On 8 May 2015, the Competition Commission of Singapore (the “CCS”) released an Occasional Paper entitled “Auction Design to Mitigate Competition Concerns and Enhance Efficiency and Revenue”. The paper focuses on the competition concerns that may arise in various forms of auction designs, and references real-life examples in public and private sector auctions where auction design may have resulted in collusion between bidders or monopoly power.
How the recommendations on auction designs may affect business
The paper sets out various strategies to mitigate the risk of collusion and the creation of monopolies in auction design, such as those set out below.

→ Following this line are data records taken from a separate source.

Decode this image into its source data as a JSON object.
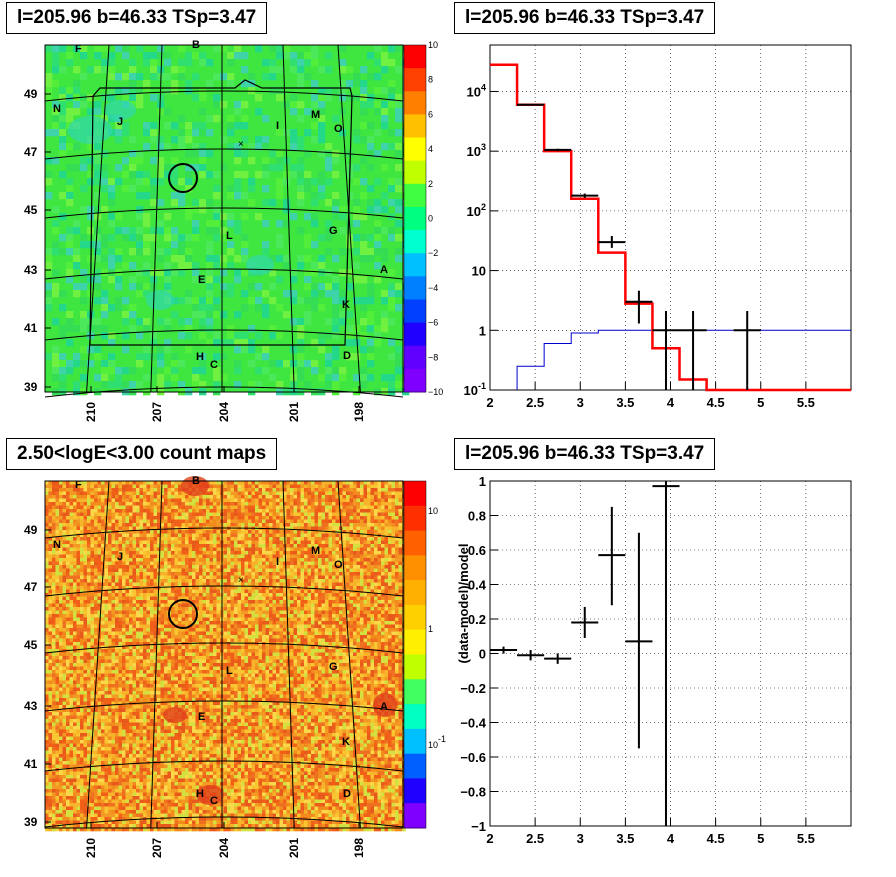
{
  "panels": {
    "tl_title": "l=205.96 b=46.33 TSp=3.47",
    "tr_title": "l=205.96 b=46.33 TSp=3.47",
    "bl_title": "2.50<logE<3.00 count maps",
    "br_title": "l=205.96 b=46.33 TSp=3.47"
  },
  "colors": {
    "tsmap_bg": "#3fe63f",
    "countmap_bg": "#f7a21c",
    "red_line": "#ff0000",
    "blue_line": "#0000cc",
    "data": "#000000"
  },
  "chart_data": [
    {
      "type": "heatmap",
      "name": "ts-map",
      "y_ticks": [
        "39",
        "41",
        "43",
        "45",
        "47",
        "49"
      ],
      "x_ticks": [
        "210",
        "207",
        "204",
        "201",
        "198"
      ],
      "colorbar_ticks": [
        "10",
        "8",
        "6",
        "4",
        "2",
        "0",
        "−2",
        "−4",
        "−6",
        "−8",
        "−10"
      ],
      "source_labels": [
        "F",
        "B",
        "N",
        "J",
        "I",
        "M",
        "O",
        "L",
        "G",
        "E",
        "A",
        "K",
        "H",
        "C",
        "D"
      ]
    },
    {
      "type": "line",
      "name": "spectrum",
      "log_y": true,
      "xlim": [
        2,
        6
      ],
      "ylim": [
        0.1,
        60000
      ],
      "x_ticks": [
        "2",
        "2.5",
        "3",
        "3.5",
        "4",
        "4.5",
        "5",
        "5.5"
      ],
      "y_ticks": [
        "10^-1",
        "1",
        "10",
        "10^2",
        "10^3",
        "10^4"
      ],
      "model_total": {
        "edges": [
          2.0,
          2.3,
          2.6,
          2.9,
          3.2,
          3.5,
          3.8,
          4.1,
          4.4,
          6.0
        ],
        "values": [
          28000,
          6000,
          1000,
          160,
          20,
          2.8,
          0.5,
          0.15,
          0.1
        ]
      },
      "model_source": {
        "edges": [
          2.3,
          2.6,
          2.9,
          3.2,
          6.0
        ],
        "values": [
          0.25,
          0.6,
          0.9,
          1.0
        ]
      },
      "data_points": [
        {
          "x": 2.45,
          "xerr": 0.15,
          "y": 6000,
          "ylo": 6000,
          "yhi": 6000
        },
        {
          "x": 2.75,
          "xerr": 0.15,
          "y": 1050,
          "ylo": 1000,
          "yhi": 1100
        },
        {
          "x": 3.05,
          "xerr": 0.15,
          "y": 180,
          "ylo": 165,
          "yhi": 195
        },
        {
          "x": 3.35,
          "xerr": 0.15,
          "y": 30,
          "ylo": 24,
          "yhi": 38
        },
        {
          "x": 3.65,
          "xerr": 0.15,
          "y": 3,
          "ylo": 1.3,
          "yhi": 4.6
        },
        {
          "x": 3.95,
          "xerr": 0.15,
          "y": 1,
          "ylo": 0.1,
          "yhi": 2.1
        },
        {
          "x": 4.25,
          "xerr": 0.15,
          "y": 1,
          "ylo": 0.1,
          "yhi": 2.1
        },
        {
          "x": 4.85,
          "xerr": 0.15,
          "y": 1,
          "ylo": 0.1,
          "yhi": 2.1
        }
      ]
    },
    {
      "type": "heatmap",
      "name": "count-map",
      "y_ticks": [
        "39",
        "41",
        "43",
        "45",
        "47",
        "49"
      ],
      "x_ticks": [
        "210",
        "207",
        "204",
        "201",
        "198"
      ],
      "colorbar_ticks": [
        "10",
        "1",
        "10^-1"
      ],
      "source_labels": [
        "F",
        "B",
        "N",
        "J",
        "I",
        "M",
        "O",
        "L",
        "G",
        "E",
        "A",
        "K",
        "H",
        "C",
        "D"
      ]
    },
    {
      "type": "scatter",
      "name": "residuals",
      "ylabel": "(data-model)/model",
      "xlim": [
        2,
        6
      ],
      "ylim": [
        -1,
        1
      ],
      "x_ticks": [
        "2",
        "2.5",
        "3",
        "3.5",
        "4",
        "4.5",
        "5",
        "5.5"
      ],
      "y_ticks": [
        "−1",
        "−0.8",
        "−0.6",
        "−0.4",
        "−0.2",
        "0",
        "0.2",
        "0.4",
        "0.6",
        "0.8",
        "1"
      ],
      "points": [
        {
          "x": 2.15,
          "xerr": 0.15,
          "y": 0.02,
          "ylo": 0.0,
          "yhi": 0.04
        },
        {
          "x": 2.45,
          "xerr": 0.15,
          "y": -0.01,
          "ylo": -0.04,
          "yhi": 0.02
        },
        {
          "x": 2.75,
          "xerr": 0.15,
          "y": -0.03,
          "ylo": -0.06,
          "yhi": 0.0
        },
        {
          "x": 3.05,
          "xerr": 0.15,
          "y": 0.18,
          "ylo": 0.09,
          "yhi": 0.27
        },
        {
          "x": 3.35,
          "xerr": 0.15,
          "y": 0.57,
          "ylo": 0.28,
          "yhi": 0.85
        },
        {
          "x": 3.65,
          "xerr": 0.15,
          "y": 0.07,
          "ylo": -0.55,
          "yhi": 0.7
        },
        {
          "x": 3.95,
          "xerr": 0.15,
          "y": 0.97,
          "ylo": -1.0,
          "yhi": 1.0
        }
      ]
    }
  ]
}
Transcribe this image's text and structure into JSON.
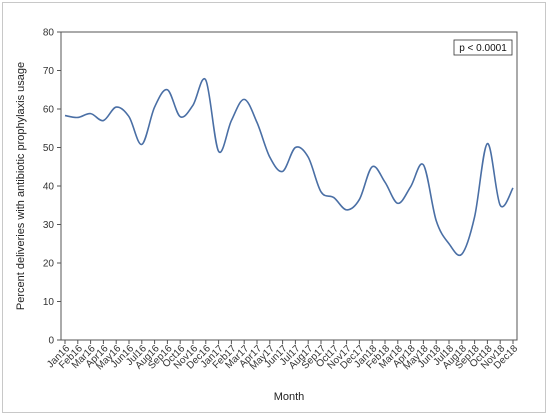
{
  "chart_data": {
    "type": "line",
    "xlabel": "Month",
    "ylabel": "Percent deliveries with antibiotic prophylaxis usage",
    "ylim": [
      0,
      80
    ],
    "yticks": [
      0,
      10,
      20,
      30,
      40,
      50,
      60,
      70,
      80
    ],
    "grid": false,
    "annotation": "p < 0.0001",
    "annotation_position": "top-right",
    "x": [
      "Jan16",
      "Feb16",
      "Mar16",
      "Apr16",
      "May16",
      "Jun16",
      "Jul16",
      "Aug16",
      "Sep16",
      "Oct16",
      "Nov16",
      "Dec16",
      "Jan17",
      "Feb17",
      "Mar17",
      "Apr17",
      "May17",
      "Jun17",
      "Jul17",
      "Aug17",
      "Sep17",
      "Oct17",
      "Nov17",
      "Dec17",
      "Jan18",
      "Feb18",
      "Mar18",
      "Apr18",
      "May18",
      "Jun18",
      "Jul18",
      "Aug18",
      "Sep18",
      "Oct18",
      "Nov18",
      "Dec18"
    ],
    "series": [
      {
        "color": "#4a6fa5",
        "values": [
          58.3,
          57.8,
          58.8,
          57.0,
          60.5,
          58.0,
          50.8,
          60.5,
          65.0,
          58.0,
          61.0,
          67.5,
          49.0,
          57.0,
          62.5,
          56.5,
          47.5,
          43.8,
          50.0,
          47.5,
          38.5,
          37.0,
          33.8,
          36.5,
          45.0,
          41.0,
          35.5,
          39.8,
          45.5,
          31.0,
          25.0,
          22.3,
          32.0,
          51.0,
          35.0,
          39.5
        ]
      }
    ]
  }
}
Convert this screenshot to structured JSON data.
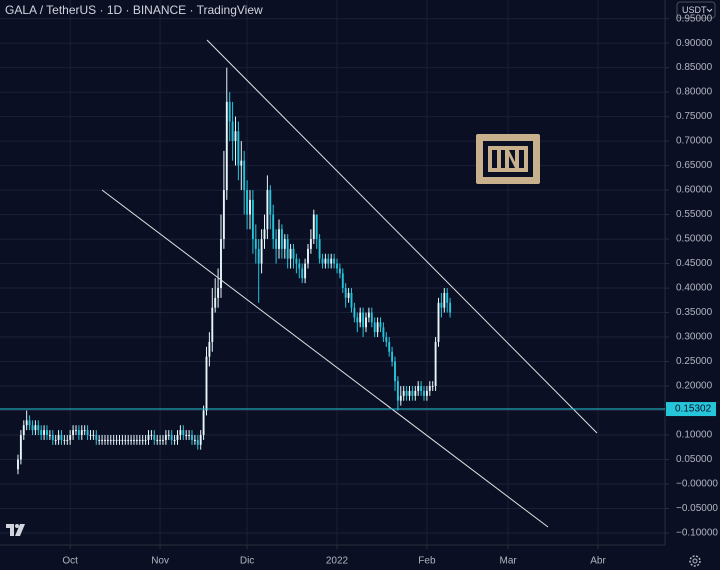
{
  "chart_data": {
    "type": "candlestick",
    "title": "GALA / TetherUS · 1D · BINANCE · TradingView",
    "currency": "USDT",
    "up_color": "#e6f7fb",
    "down_color": "#26c6da",
    "open": [
      0.03,
      0.05,
      0.1,
      0.12,
      0.13,
      0.12,
      0.11,
      0.12,
      0.11,
      0.1,
      0.11,
      0.1,
      0.1,
      0.09,
      0.09,
      0.1,
      0.09,
      0.09,
      0.09,
      0.1,
      0.11,
      0.11,
      0.1,
      0.11,
      0.11,
      0.1,
      0.1,
      0.1,
      0.09,
      0.09,
      0.09,
      0.09,
      0.09,
      0.09,
      0.09,
      0.09,
      0.09,
      0.09,
      0.09,
      0.09,
      0.09,
      0.09,
      0.09,
      0.09,
      0.09,
      0.09,
      0.1,
      0.1,
      0.09,
      0.09,
      0.09,
      0.09,
      0.1,
      0.1,
      0.09,
      0.09,
      0.1,
      0.11,
      0.1,
      0.1,
      0.1,
      0.09,
      0.09,
      0.08,
      0.1,
      0.15,
      0.26,
      0.29,
      0.36,
      0.38,
      0.4,
      0.5,
      0.6,
      0.78,
      0.74,
      0.7,
      0.72,
      0.65,
      0.66,
      0.6,
      0.55,
      0.58,
      0.5,
      0.48,
      0.45,
      0.5,
      0.52,
      0.6,
      0.55,
      0.5,
      0.48,
      0.52,
      0.48,
      0.5,
      0.46,
      0.48,
      0.46,
      0.45,
      0.44,
      0.42,
      0.45,
      0.48,
      0.5,
      0.55,
      0.5,
      0.46,
      0.45,
      0.46,
      0.45,
      0.46,
      0.45,
      0.44,
      0.43,
      0.4,
      0.38,
      0.39,
      0.36,
      0.34,
      0.33,
      0.35,
      0.32,
      0.34,
      0.35,
      0.33,
      0.31,
      0.33,
      0.32,
      0.3,
      0.29,
      0.27,
      0.25,
      0.21,
      0.17,
      0.18,
      0.19,
      0.18,
      0.19,
      0.18,
      0.19,
      0.2,
      0.19,
      0.18,
      0.19,
      0.2,
      0.2,
      0.29,
      0.37,
      0.36,
      0.39,
      0.37
    ],
    "high": [
      0.06,
      0.11,
      0.13,
      0.15,
      0.14,
      0.13,
      0.13,
      0.13,
      0.12,
      0.12,
      0.12,
      0.11,
      0.11,
      0.1,
      0.11,
      0.11,
      0.1,
      0.1,
      0.11,
      0.12,
      0.12,
      0.12,
      0.12,
      0.12,
      0.12,
      0.11,
      0.11,
      0.11,
      0.1,
      0.1,
      0.1,
      0.1,
      0.1,
      0.1,
      0.1,
      0.1,
      0.1,
      0.1,
      0.1,
      0.1,
      0.1,
      0.1,
      0.1,
      0.1,
      0.1,
      0.11,
      0.11,
      0.11,
      0.1,
      0.1,
      0.1,
      0.11,
      0.11,
      0.11,
      0.1,
      0.11,
      0.12,
      0.12,
      0.11,
      0.11,
      0.11,
      0.1,
      0.1,
      0.11,
      0.16,
      0.28,
      0.31,
      0.4,
      0.42,
      0.44,
      0.55,
      0.68,
      0.85,
      0.8,
      0.78,
      0.75,
      0.74,
      0.7,
      0.68,
      0.62,
      0.6,
      0.6,
      0.53,
      0.5,
      0.52,
      0.55,
      0.63,
      0.61,
      0.57,
      0.52,
      0.54,
      0.53,
      0.51,
      0.51,
      0.49,
      0.49,
      0.47,
      0.46,
      0.45,
      0.46,
      0.49,
      0.52,
      0.56,
      0.55,
      0.51,
      0.47,
      0.47,
      0.47,
      0.47,
      0.47,
      0.46,
      0.45,
      0.44,
      0.41,
      0.4,
      0.4,
      0.37,
      0.35,
      0.36,
      0.36,
      0.35,
      0.36,
      0.36,
      0.34,
      0.34,
      0.34,
      0.33,
      0.31,
      0.3,
      0.28,
      0.26,
      0.22,
      0.2,
      0.2,
      0.2,
      0.2,
      0.2,
      0.2,
      0.21,
      0.21,
      0.2,
      0.2,
      0.21,
      0.21,
      0.3,
      0.38,
      0.39,
      0.4,
      0.4,
      0.38
    ],
    "low": [
      0.02,
      0.04,
      0.09,
      0.11,
      0.11,
      0.1,
      0.1,
      0.1,
      0.09,
      0.09,
      0.09,
      0.09,
      0.08,
      0.08,
      0.08,
      0.08,
      0.08,
      0.08,
      0.08,
      0.09,
      0.1,
      0.09,
      0.09,
      0.1,
      0.09,
      0.09,
      0.09,
      0.08,
      0.08,
      0.08,
      0.08,
      0.08,
      0.08,
      0.08,
      0.08,
      0.08,
      0.08,
      0.08,
      0.08,
      0.08,
      0.08,
      0.08,
      0.08,
      0.08,
      0.08,
      0.08,
      0.09,
      0.08,
      0.08,
      0.08,
      0.08,
      0.08,
      0.09,
      0.08,
      0.08,
      0.08,
      0.09,
      0.09,
      0.09,
      0.09,
      0.08,
      0.08,
      0.07,
      0.07,
      0.09,
      0.14,
      0.24,
      0.27,
      0.35,
      0.36,
      0.38,
      0.48,
      0.58,
      0.7,
      0.66,
      0.65,
      0.62,
      0.6,
      0.55,
      0.52,
      0.52,
      0.47,
      0.45,
      0.37,
      0.43,
      0.48,
      0.5,
      0.52,
      0.48,
      0.45,
      0.46,
      0.46,
      0.46,
      0.44,
      0.44,
      0.44,
      0.43,
      0.42,
      0.41,
      0.41,
      0.44,
      0.47,
      0.49,
      0.48,
      0.45,
      0.44,
      0.44,
      0.44,
      0.44,
      0.44,
      0.43,
      0.42,
      0.39,
      0.36,
      0.37,
      0.35,
      0.33,
      0.31,
      0.32,
      0.3,
      0.31,
      0.33,
      0.32,
      0.3,
      0.3,
      0.31,
      0.29,
      0.28,
      0.26,
      0.24,
      0.19,
      0.15,
      0.16,
      0.17,
      0.17,
      0.17,
      0.17,
      0.17,
      0.18,
      0.18,
      0.17,
      0.17,
      0.18,
      0.19,
      0.19,
      0.28,
      0.34,
      0.35,
      0.35,
      0.34
    ],
    "close": [
      0.05,
      0.1,
      0.12,
      0.13,
      0.12,
      0.11,
      0.12,
      0.11,
      0.1,
      0.11,
      0.1,
      0.1,
      0.09,
      0.09,
      0.1,
      0.09,
      0.09,
      0.09,
      0.1,
      0.11,
      0.11,
      0.1,
      0.11,
      0.11,
      0.1,
      0.1,
      0.1,
      0.09,
      0.09,
      0.09,
      0.09,
      0.09,
      0.09,
      0.09,
      0.09,
      0.09,
      0.09,
      0.09,
      0.09,
      0.09,
      0.09,
      0.09,
      0.09,
      0.09,
      0.09,
      0.1,
      0.1,
      0.09,
      0.09,
      0.09,
      0.09,
      0.1,
      0.1,
      0.09,
      0.09,
      0.1,
      0.11,
      0.1,
      0.1,
      0.1,
      0.09,
      0.09,
      0.08,
      0.1,
      0.15,
      0.26,
      0.29,
      0.36,
      0.38,
      0.4,
      0.5,
      0.6,
      0.78,
      0.74,
      0.7,
      0.72,
      0.65,
      0.66,
      0.6,
      0.55,
      0.58,
      0.5,
      0.48,
      0.45,
      0.5,
      0.52,
      0.6,
      0.55,
      0.5,
      0.48,
      0.52,
      0.48,
      0.5,
      0.46,
      0.48,
      0.46,
      0.45,
      0.44,
      0.42,
      0.45,
      0.48,
      0.5,
      0.55,
      0.5,
      0.46,
      0.45,
      0.46,
      0.45,
      0.46,
      0.45,
      0.44,
      0.43,
      0.4,
      0.38,
      0.39,
      0.36,
      0.34,
      0.33,
      0.35,
      0.32,
      0.34,
      0.35,
      0.33,
      0.31,
      0.33,
      0.32,
      0.3,
      0.29,
      0.27,
      0.25,
      0.21,
      0.17,
      0.18,
      0.19,
      0.18,
      0.19,
      0.18,
      0.19,
      0.2,
      0.19,
      0.18,
      0.19,
      0.2,
      0.2,
      0.29,
      0.37,
      0.36,
      0.39,
      0.37,
      0.35
    ],
    "price_line": {
      "value": 0.15302,
      "color": "#26c6da"
    },
    "xlim": [
      -6.2,
      223.1
    ],
    "xticks": [
      {
        "value": 18,
        "label": "Oct"
      },
      {
        "value": 49,
        "label": "Nov"
      },
      {
        "value": 79,
        "label": "Dic"
      },
      {
        "value": 110,
        "label": "2022"
      },
      {
        "value": 141,
        "label": "Feb"
      },
      {
        "value": 169,
        "label": "Mar"
      },
      {
        "value": 200,
        "label": "Abr"
      }
    ],
    "ylim": [
      -0.1245,
      0.988
    ],
    "yticks": [
      {
        "value": -0.1,
        "label": "−0.10000"
      },
      {
        "value": -0.05,
        "label": "−0.05000"
      },
      {
        "value": 0,
        "label": "−0.00000"
      },
      {
        "value": 0.05,
        "label": "0.05000"
      },
      {
        "value": 0.1,
        "label": "0.10000"
      },
      {
        "value": 0.15,
        "label": "0.15000"
      },
      {
        "value": 0.2,
        "label": "0.20000"
      },
      {
        "value": 0.25,
        "label": "0.25000"
      },
      {
        "value": 0.3,
        "label": "0.30000"
      },
      {
        "value": 0.35,
        "label": "0.35000"
      },
      {
        "value": 0.4,
        "label": "0.40000"
      },
      {
        "value": 0.45,
        "label": "0.45000"
      },
      {
        "value": 0.5,
        "label": "0.50000"
      },
      {
        "value": 0.55,
        "label": "0.55000"
      },
      {
        "value": 0.6,
        "label": "0.60000"
      },
      {
        "value": 0.65,
        "label": "0.65000"
      },
      {
        "value": 0.7,
        "label": "0.70000"
      },
      {
        "value": 0.75,
        "label": "0.75000"
      },
      {
        "value": 0.8,
        "label": "0.80000"
      },
      {
        "value": 0.85,
        "label": "0.85000"
      },
      {
        "value": 0.9,
        "label": "0.90000"
      },
      {
        "value": 0.95,
        "label": "0.95000"
      }
    ],
    "grid": true
  }
}
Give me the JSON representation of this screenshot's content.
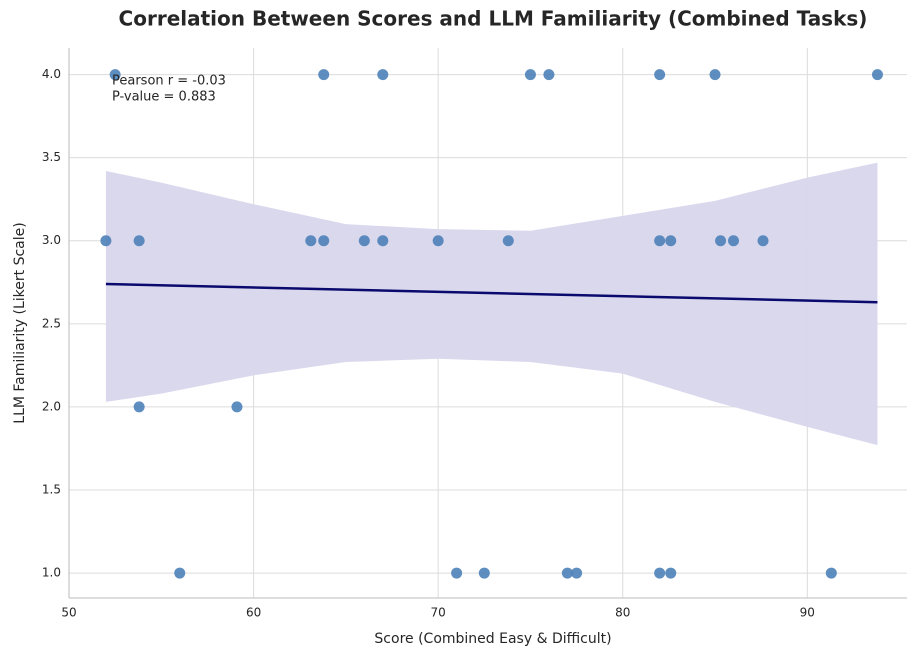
{
  "chart_data": {
    "type": "scatter",
    "title": "Correlation Between Scores and LLM Familiarity (Combined Tasks)",
    "x_label": "Score (Combined Easy & Difficult)",
    "y_label": "LLM Familiarity (Likert Scale)",
    "annotations": [
      "Pearson r = -0.03",
      "P-value = 0.883"
    ],
    "xlim": [
      50,
      95.4
    ],
    "ylim": [
      0.85,
      4.16
    ],
    "xticks": [
      50,
      60,
      70,
      80,
      90
    ],
    "yticks": [
      {
        "value": 1,
        "label": "1.0"
      },
      {
        "value": 1.5,
        "label": "1.5"
      },
      {
        "value": 2,
        "label": "2.0"
      },
      {
        "value": 2.5,
        "label": "2.5"
      },
      {
        "value": 3,
        "label": "3.0"
      },
      {
        "value": 3.5,
        "label": "3.5"
      },
      {
        "value": 4,
        "label": "4.0"
      }
    ],
    "grid": true,
    "points": {
      "color": "#4c81b8",
      "x": [
        52.5,
        63.8,
        67.0,
        75.0,
        76.0,
        82.0,
        85.0,
        93.8,
        52.0,
        53.8,
        63.1,
        63.8,
        66.0,
        67.0,
        70.0,
        73.8,
        82.0,
        82.6,
        85.3,
        86.0,
        87.6,
        53.8,
        59.1,
        56.0,
        71.0,
        72.5,
        77.0,
        77.5,
        82.0,
        82.6,
        91.3
      ],
      "y": [
        4,
        4,
        4,
        4,
        4,
        4,
        4,
        4,
        3,
        3,
        3,
        3,
        3,
        3,
        3,
        3,
        3,
        3,
        3,
        3,
        3,
        2,
        2,
        1,
        1,
        1,
        1,
        1,
        1,
        1,
        1
      ]
    },
    "fit": {
      "color": "#0a0a6e",
      "x": [
        52,
        93.8
      ],
      "y": [
        2.74,
        2.63
      ]
    },
    "band": {
      "color": "#d8d6ec",
      "x": [
        52,
        55,
        60,
        65,
        70,
        75,
        80,
        85,
        90,
        93.8
      ],
      "upper": [
        3.42,
        3.35,
        3.22,
        3.1,
        3.07,
        3.06,
        3.15,
        3.24,
        3.38,
        3.47
      ],
      "lower": [
        2.03,
        2.08,
        2.19,
        2.27,
        2.29,
        2.27,
        2.2,
        2.03,
        1.88,
        1.77
      ]
    }
  }
}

On mitigating the risk of collusion:
- Bid restrictions: Limiting the language that can be used for bids to avoid signalling;
- Reserve prices: Setting sufficiently high reserve prices to reduce opportunities for synchronisation;
- Withholding information about bidder identities: To create increased uncertainty in coordination and collusion;
- Withdrawal rules: Making withdrawals irreversible or to implement a time lag to make signalling and punishment difficult for bidders;
On avoiding the creation of monopolies:
- Preventing incumbent entry: Block entry by incumbents into auctions; and
- Altering evaluation criteria: Including additional evaluation criteria for bids, such as rents or downstream prices that the bidder would offer if selected.
Factors affecting collusion in an auction
In formulating the recommendations on auction design, the paper discusses three main factors that would affect an auction’s susceptibility to collusion:
- Ability to monitor deviations by competitors;
- Ability to inflict punishment; and
- Multiple/repeated interactions among competitors participating in the auctions.
Factors affecting entry in an auction
The paper also discusses the following factors that would affect entry or participation in an auction:
- Simplicity of the auction, in terms of participation and understanding of the auction rules;
- Certainty of the outcome before participation; and
- The perceived information asymmetry between competitors.